Ao oitavo dia de campanha, os ataques entre os candidatos a Belém endureceram. Sampaio da Nóvoa recuperou o episódio da vichyssoise, que envolve Marcelo Rebelo de Sousa e Paulo Portas, e o ex-líder do PSD tentou demarcar-se de Passos Coelho. Maria de Belém continuou a apontar mira ao antigo reitor.
A reafirmação da recomendação de voto do PSD pelo ex-primeiro-ministro caiu mal na caravana de Marcelo. "Eu não ouvi mas contaram-me e, de facto, foi a reafirmação da posição da recomendação de voto que o partido tinha feito, agora assumida pelo líder", justificou em Santa Maria da Feira.

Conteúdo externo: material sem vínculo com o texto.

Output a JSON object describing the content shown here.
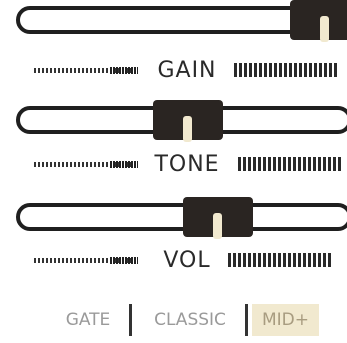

Em Lisboa, num almoço com cerca de 1500 pessoas e com o apoio de figuras de proa como Ramalho Eanes, Edmundo Pedro, Eduardo Lourenço e do ministro da Saúde, Adalberto Campos Fernandes, Sampaio da Nóvoa não poupou o rival da direita. Recuando ao tempo em que trabalhou na Casa Civil de Jorge Sampaio, o ex-reitor não evitou a piada: "Estive vários anos a trabalhar em Belém. A trabalhar, não a comer vichyssoise", ironizou, referindo-se ao episódio relatado há anos por Portas sobre a forma como foi enganado por Marcelo, sua fonte no jornal ‘O Independente’.
No Centro, Maria de Belém voltou à rua e passeou pela Feira da Tocha. Ao almoço, na Figueira da Foz, não nomeou Nóvoa mas criticou os que "falam do alto de torres de marfim" como se conhecessem os problemas do País. No Algarve, Marisa Matias demarcou-se dos opositores que defendem um modelo económico que destruiu famílias.